Maybe because I have a friend working on a video game as a solo developer, and putting a /lot/ of energy/money/time into art--I really see the potential in this (type of thing).

This is not really for the player's benefit to put on whatever mods they want.

This is for fast iteration for artists and creators to automate a huge (sometimes necessary evil) burden.

1 comments

> Maybe because I have a friend working on a video game as a solo developer, and putting a /lot/ of energy/money/time into art--I really see the potential in this (type of thing).

For that usage Nvidia's thing was way more interesting: https://blogs.nvidia.com/blog/2019/03/18/gaugan-photorealist...

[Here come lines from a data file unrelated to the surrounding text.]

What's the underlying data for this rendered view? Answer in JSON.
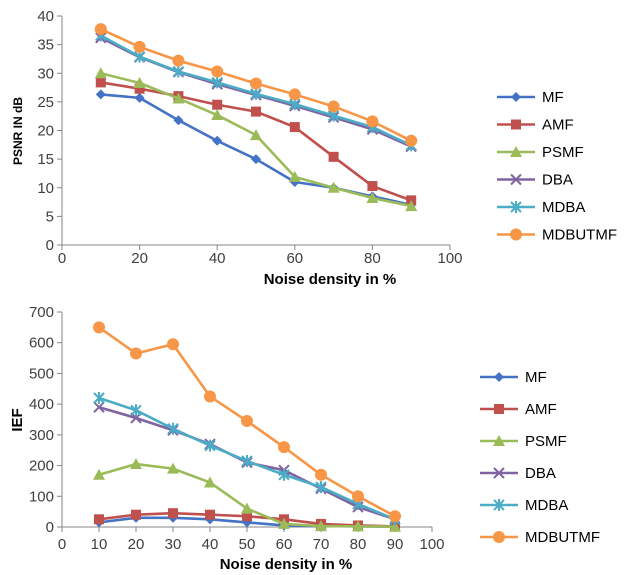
{
  "chart_data": [
    {
      "type": "line",
      "xlabel": "Noise density in %",
      "ylabel": "PSNR IN dB",
      "xlim": [
        0,
        100
      ],
      "ylim": [
        0,
        40
      ],
      "xticks": [
        0,
        20,
        40,
        60,
        80,
        100
      ],
      "yticks": [
        0,
        5,
        10,
        15,
        20,
        25,
        30,
        35,
        40
      ],
      "x": [
        10,
        20,
        30,
        40,
        50,
        60,
        70,
        80,
        90
      ],
      "grid": false,
      "legend_position": "right",
      "series": [
        {
          "name": "MF",
          "color": "#4472C4",
          "marker": "diamond",
          "values": [
            26.3,
            25.7,
            21.8,
            18.2,
            15.0,
            11.0,
            10.0,
            8.5,
            7.0
          ]
        },
        {
          "name": "AMF",
          "color": "#C0504D",
          "marker": "square",
          "values": [
            28.4,
            27.3,
            26.0,
            24.5,
            23.3,
            20.6,
            15.4,
            10.3,
            7.8
          ]
        },
        {
          "name": "PSMF",
          "color": "#9BBB59",
          "marker": "triangle",
          "values": [
            30.0,
            28.3,
            25.6,
            22.7,
            19.2,
            11.9,
            10.0,
            8.2,
            6.8
          ]
        },
        {
          "name": "DBA",
          "color": "#8064A2",
          "marker": "x",
          "values": [
            36.2,
            32.8,
            30.2,
            28.1,
            26.2,
            24.3,
            22.3,
            20.2,
            17.2
          ]
        },
        {
          "name": "MDBA",
          "color": "#4BACC6",
          "marker": "star",
          "values": [
            36.6,
            32.9,
            30.3,
            28.4,
            26.4,
            24.6,
            22.6,
            20.6,
            17.4
          ]
        },
        {
          "name": "MDBUTMF",
          "color": "#F79646",
          "marker": "circle",
          "values": [
            37.7,
            34.6,
            32.2,
            30.3,
            28.2,
            26.3,
            24.2,
            21.6,
            18.2
          ]
        }
      ]
    },
    {
      "type": "line",
      "xlabel": "Noise density in %",
      "ylabel": "IEF",
      "xlim": [
        0,
        100
      ],
      "ylim": [
        0,
        700
      ],
      "xticks": [
        0,
        10,
        20,
        30,
        40,
        50,
        60,
        70,
        80,
        90,
        100
      ],
      "yticks": [
        0,
        100,
        200,
        300,
        400,
        500,
        600,
        700
      ],
      "x": [
        10,
        20,
        30,
        40,
        50,
        60,
        70,
        80,
        90
      ],
      "grid": false,
      "legend_position": "right",
      "series": [
        {
          "name": "MF",
          "color": "#4472C4",
          "marker": "diamond",
          "values": [
            15,
            30,
            30,
            25,
            15,
            5,
            3,
            2,
            1
          ]
        },
        {
          "name": "AMF",
          "color": "#C0504D",
          "marker": "square",
          "values": [
            25,
            40,
            45,
            40,
            35,
            25,
            10,
            5,
            2
          ]
        },
        {
          "name": "PSMF",
          "color": "#9BBB59",
          "marker": "triangle",
          "values": [
            170,
            205,
            190,
            145,
            60,
            10,
            3,
            2,
            1
          ]
        },
        {
          "name": "DBA",
          "color": "#8064A2",
          "marker": "x",
          "values": [
            390,
            355,
            315,
            270,
            210,
            185,
            125,
            65,
            25
          ]
        },
        {
          "name": "MDBA",
          "color": "#4BACC6",
          "marker": "star",
          "values": [
            420,
            380,
            320,
            265,
            215,
            170,
            130,
            75,
            25
          ]
        },
        {
          "name": "MDBUTMF",
          "color": "#F79646",
          "marker": "circle",
          "values": [
            650,
            565,
            595,
            425,
            345,
            260,
            170,
            100,
            35
          ]
        }
      ]
    }
  ]
}
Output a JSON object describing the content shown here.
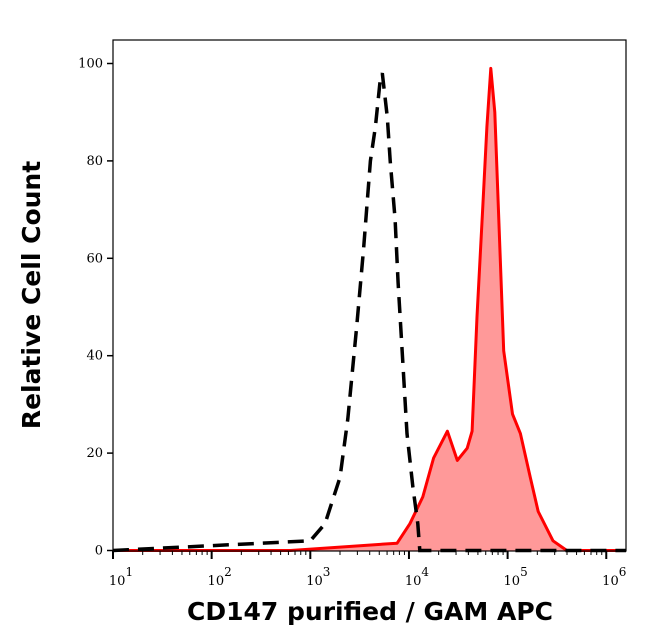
{
  "chart_data": {
    "type": "area",
    "title": "",
    "xlabel": "CD147 purified / GAM APC",
    "ylabel": "Relative Cell Count",
    "xscale": "log",
    "xlim": [
      10,
      1585000
    ],
    "ylim": [
      0,
      105
    ],
    "x_ticks": [
      {
        "base": "10",
        "exp": "1"
      },
      {
        "base": "10",
        "exp": "2"
      },
      {
        "base": "10",
        "exp": "3"
      },
      {
        "base": "10",
        "exp": "4"
      },
      {
        "base": "10",
        "exp": "5"
      },
      {
        "base": "10",
        "exp": "6"
      }
    ],
    "y_ticks": [
      "0",
      "20",
      "40",
      "60",
      "80",
      "100"
    ],
    "grid": false,
    "series": [
      {
        "style": "dashed-line",
        "color": "#000000",
        "x": [
          10,
          1000,
          1410,
          2000,
          2400,
          2950,
          3470,
          4070,
          4570,
          5130,
          5370,
          6030,
          6460,
          7240,
          7760,
          8710,
          9550,
          10960,
          12300,
          12880,
          1585000
        ],
        "y": [
          0,
          2,
          5.5,
          15,
          27,
          46,
          62,
          80,
          87,
          97,
          98,
          89,
          80,
          68,
          55,
          38,
          24,
          13,
          5.5,
          0,
          0
        ]
      },
      {
        "style": "filled-area",
        "color": "#ff0000",
        "fill": "#ff9999",
        "x": [
          10,
          631,
          7590,
          10230,
          13800,
          17780,
          24550,
          30900,
          38900,
          43650,
          48980,
          56230,
          61660,
          67610,
          74130,
          91200,
          112200,
          134900,
          169800,
          204200,
          288400,
          398100,
          1585000
        ],
        "y": [
          0,
          0,
          1.5,
          5.5,
          11,
          19,
          24.5,
          18.5,
          21,
          24.5,
          48,
          71,
          87,
          99,
          90,
          41,
          28,
          24,
          15,
          8,
          2,
          0,
          0
        ]
      }
    ]
  }
}
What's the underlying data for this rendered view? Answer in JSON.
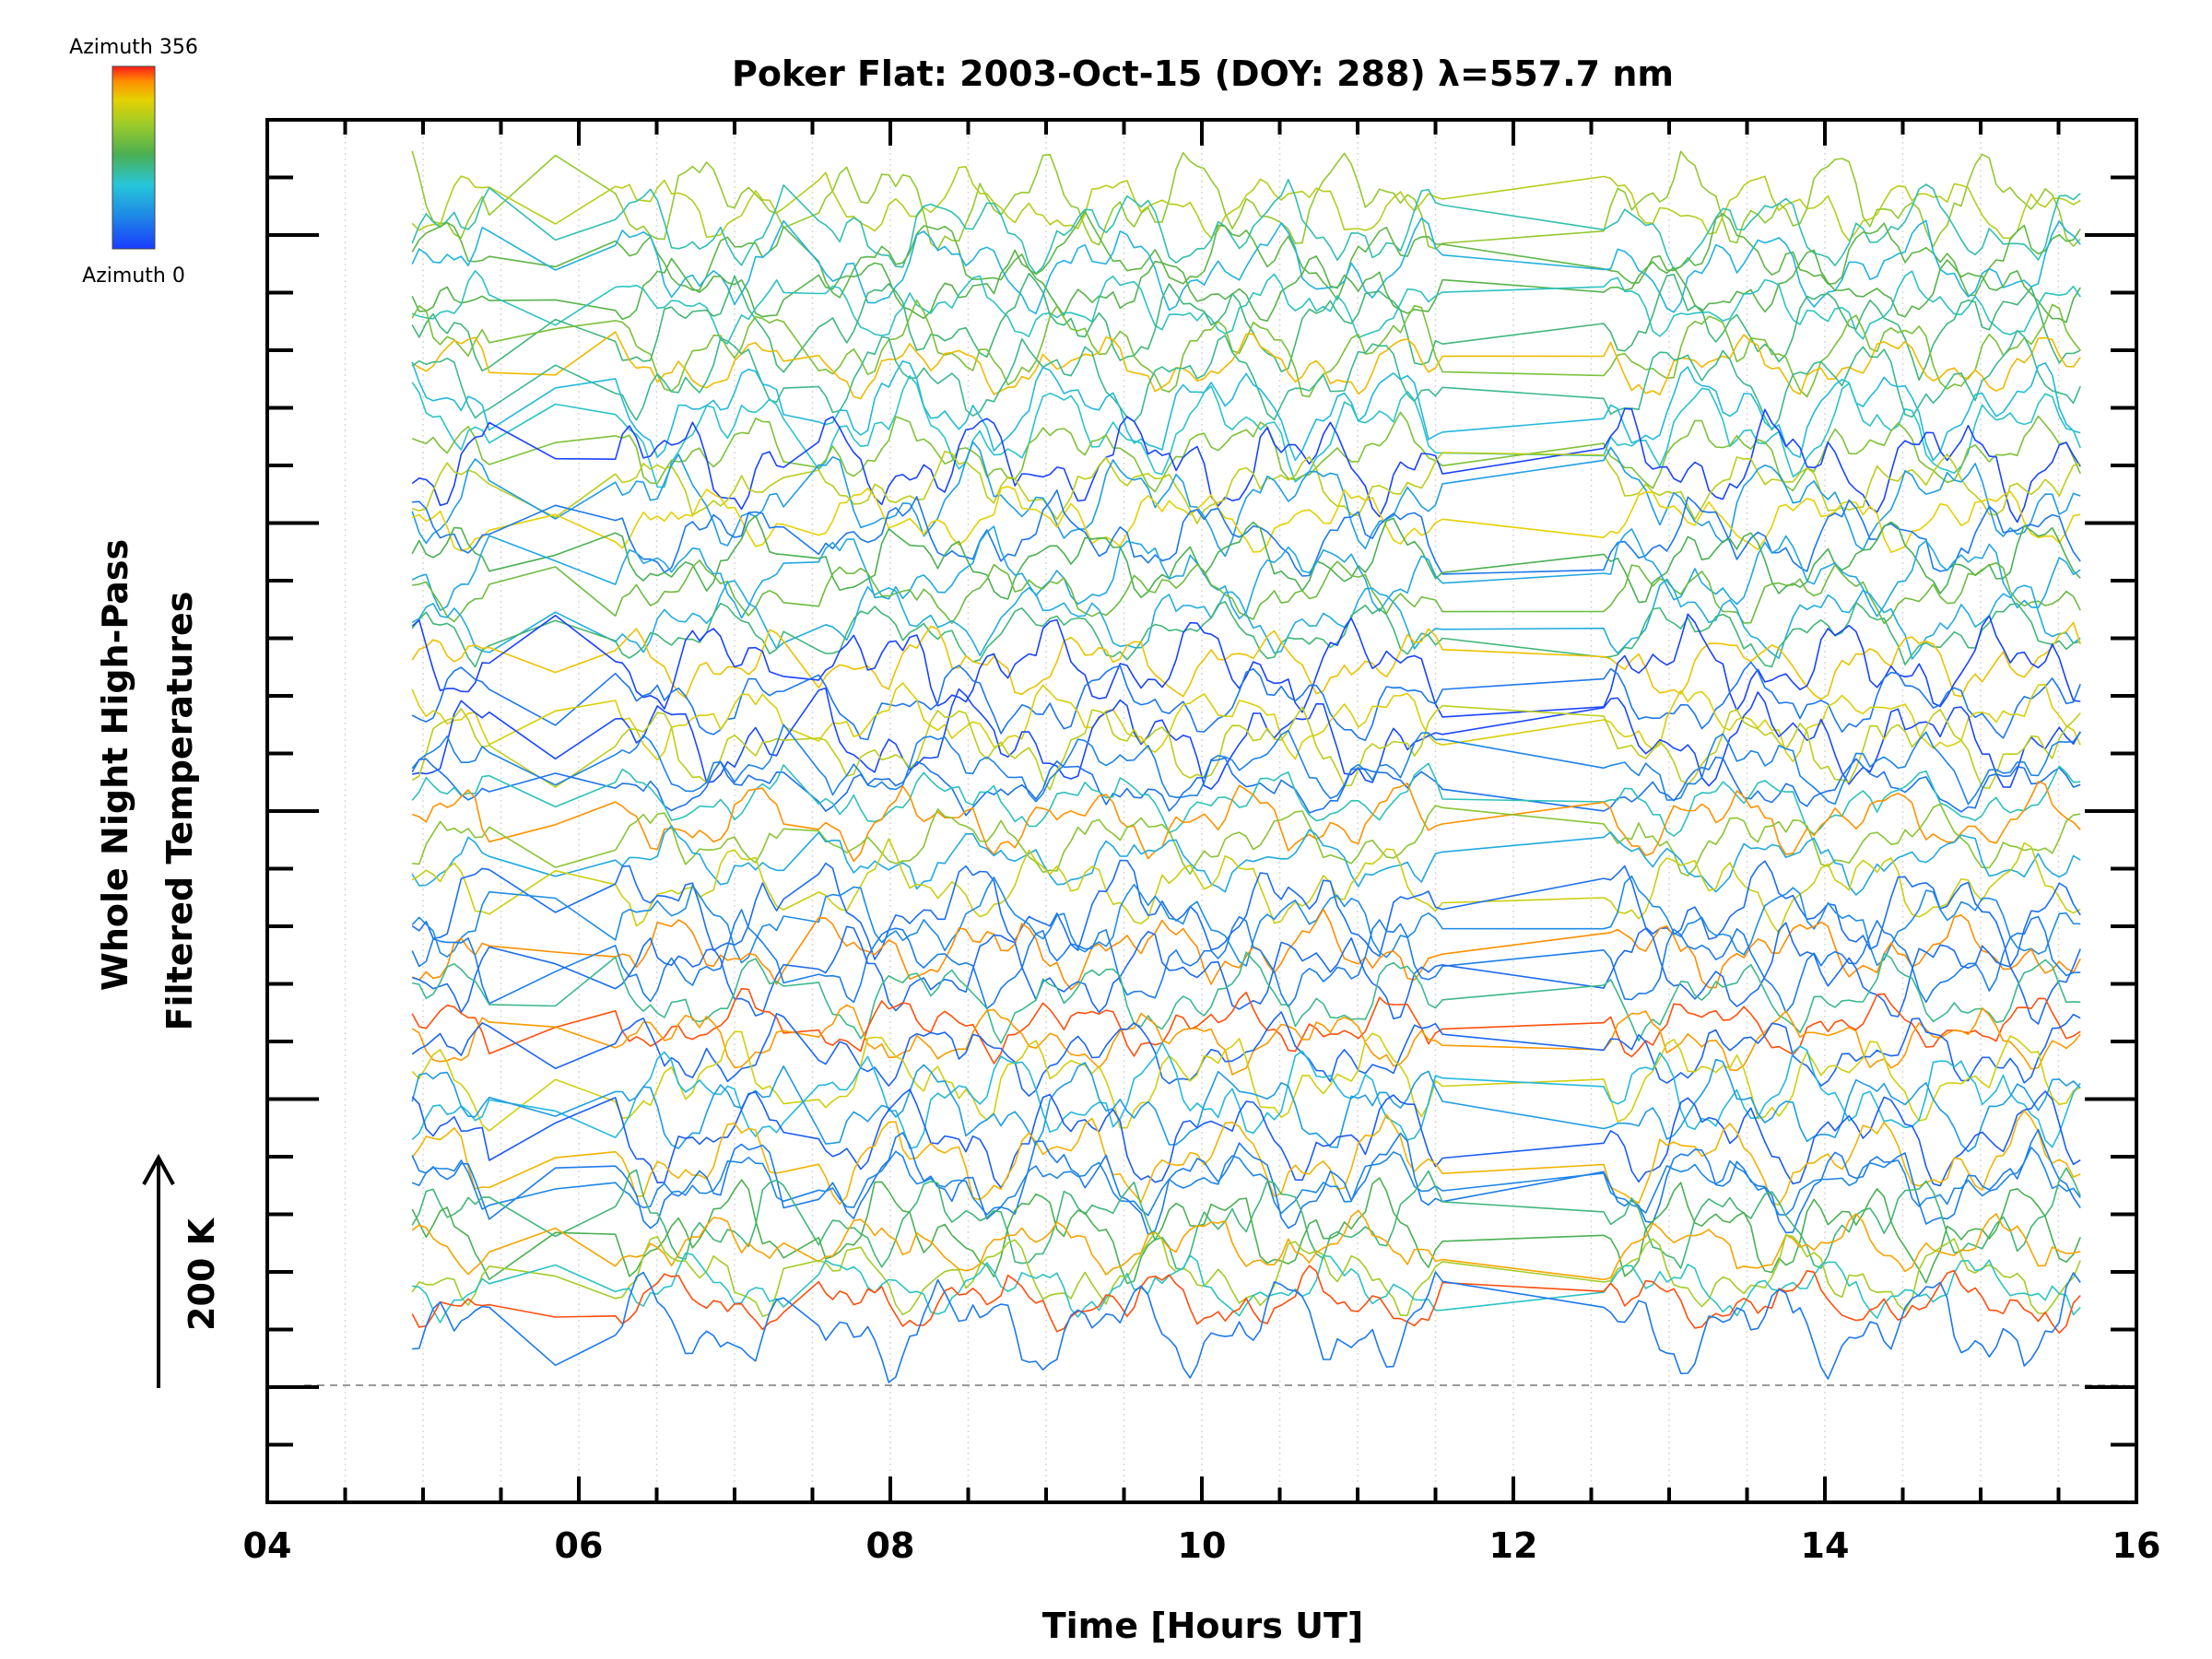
{
  "chart_data": {
    "type": "line",
    "title": "Poker Flat: 2003-Oct-15 (DOY: 288) λ=557.7 nm",
    "xlabel": "Time [Hours UT]",
    "ylabel_lines": [
      "Whole Night High-Pass",
      "Filtered Temperatures"
    ],
    "scale_label": "200 K",
    "x_ticks": [
      "04",
      "06",
      "08",
      "10",
      "12",
      "14",
      "16"
    ],
    "xlim": [
      4,
      16
    ],
    "x_minor_step": 0.5,
    "y_major_tick_count": 6,
    "y_minor_tick_count": 25,
    "grid": "vertical-dotted",
    "baseline": "dashed",
    "colorbar": {
      "max_label": "Azimuth 356",
      "min_label": "Azimuth 0",
      "colormap": "rainbow",
      "range": [
        0,
        356
      ]
    },
    "series_count": 60,
    "data_x_range": [
      4.93,
      15.68
    ],
    "gap_intervals": [
      [
        5.45,
        6.2
      ],
      [
        7.32,
        7.52
      ],
      [
        11.58,
        12.55
      ]
    ],
    "note_values": "Offset-stacked high-pass filtered temperature traces, one per azimuth; individual sample values are not printed in the figure."
  }
}
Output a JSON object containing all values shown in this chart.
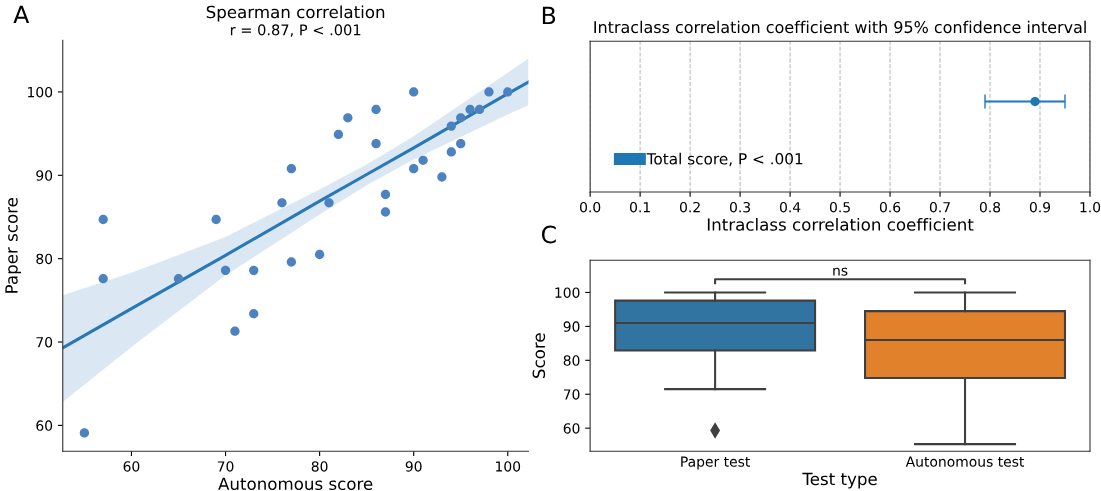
{
  "chart_data": [
    {
      "type": "scatter",
      "title": "Spearman correlation",
      "subtitle": "r = 0.87, P < .001",
      "xlabel": "Autonomous score",
      "ylabel": "Paper score",
      "annotations": [
        "A"
      ],
      "xlim": [
        52.7,
        102.2
      ],
      "ylim": [
        56.9,
        106.2
      ],
      "xticks": [
        60,
        70,
        80,
        90,
        100
      ],
      "yticks": [
        60,
        70,
        80,
        90,
        100
      ],
      "series": [
        {
          "type": "scatter",
          "marker": "circle",
          "color": "#4c82c0",
          "x": [
            55,
            57,
            57,
            65,
            69,
            70,
            73,
            73,
            71,
            76,
            77,
            77,
            80,
            81,
            82,
            83,
            86,
            86,
            87,
            87,
            90,
            90,
            91,
            93,
            94,
            94,
            95,
            95,
            96,
            97,
            98,
            100
          ],
          "values": [
            59.1,
            84.7,
            77.6,
            77.6,
            84.7,
            78.6,
            78.6,
            73.4,
            71.3,
            86.7,
            90.8,
            79.6,
            80.5,
            86.7,
            94.9,
            96.9,
            97.9,
            93.8,
            87.7,
            85.6,
            100,
            90.8,
            91.8,
            89.8,
            95.9,
            92.8,
            96.9,
            93.8,
            97.9,
            97.9,
            100,
            100
          ]
        },
        {
          "type": "line",
          "marker": "none",
          "color": "#2878b8",
          "x": [
            52.7,
            60,
            70,
            80,
            85,
            90,
            100,
            102.2
          ],
          "values": [
            69.3,
            74.0,
            80.4,
            86.9,
            90.1,
            93.3,
            99.8,
            101.2
          ],
          "lower": [
            62.8,
            69.4,
            78.0,
            85.3,
            88.8,
            91.9,
            97.3,
            98.4
          ],
          "upper": [
            75.6,
            78.3,
            82.6,
            88.3,
            91.3,
            94.7,
            102.3,
            104.0
          ]
        }
      ]
    },
    {
      "type": "scatter",
      "orientation": "horizontal",
      "title": "Intraclass correlation coefficient with 95% confidence interval",
      "xlabel": "Intraclass correlation coefficient",
      "annotations": [
        "B"
      ],
      "categories": [
        null
      ],
      "xlim": [
        0,
        1
      ],
      "xticks": [
        {
          "value": 0,
          "label": "0.0"
        },
        0.1,
        0.2,
        0.3,
        0.4,
        0.5,
        0.6,
        0.7,
        0.8,
        0.9,
        {
          "value": 1,
          "label": "1.0"
        }
      ],
      "grid": "x",
      "legend": "bottom left",
      "tick_labels": "x",
      "marker": "circle",
      "series": [
        {
          "name": "Total score, P < .001",
          "color": "#1f77b4",
          "values": [
            0.89
          ],
          "errors": [
            [
              0.79,
              0.95
            ]
          ]
        }
      ]
    },
    {
      "type": "box",
      "xlabel": "Test type",
      "ylabel": "Score",
      "annotations": [
        "C",
        "ns"
      ],
      "categories": [
        "Paper test",
        "Autonomous test"
      ],
      "colors": [
        "#3274a1",
        "#e1812c"
      ],
      "ylim": [
        53.2,
        109.5
      ],
      "yticks": [
        60,
        70,
        80,
        90,
        100
      ],
      "boxes": [
        {
          "low": 71.5,
          "q1": 82.9,
          "median": 91.0,
          "q3": 97.6,
          "high": 100,
          "outliers": [
            59.3
          ]
        },
        {
          "low": 55.3,
          "q1": 74.8,
          "median": 86.0,
          "q3": 94.5,
          "high": 100
        }
      ]
    }
  ]
}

That gets you usable texture assets super quickly, which is probably what your solo developer friend spends the most time on. That or models. Neither of which Stadia's style transfer helps with. They probably aren't spending much time tweaking a shader-applied post-process effect, but hey, maybe they are, and this style transfer ML thing is useful. Very, very unlikely, but maybe.

> For that usage Nvidia's thing was way more interesting

If you're building a photorealistic game. And there's already lots of tools on the market to generate these sorts of textures.

I could see this Nvidia thing used for much better looking mockups / concept art. But it doesn't seem suited for final asset generation.

> But it doesn't seem suited for final asset generation.

Well yes, of course, and neither is Google's Style Transfer ML. These are both just prototyping tools, not a magic wand to make production-quality assets.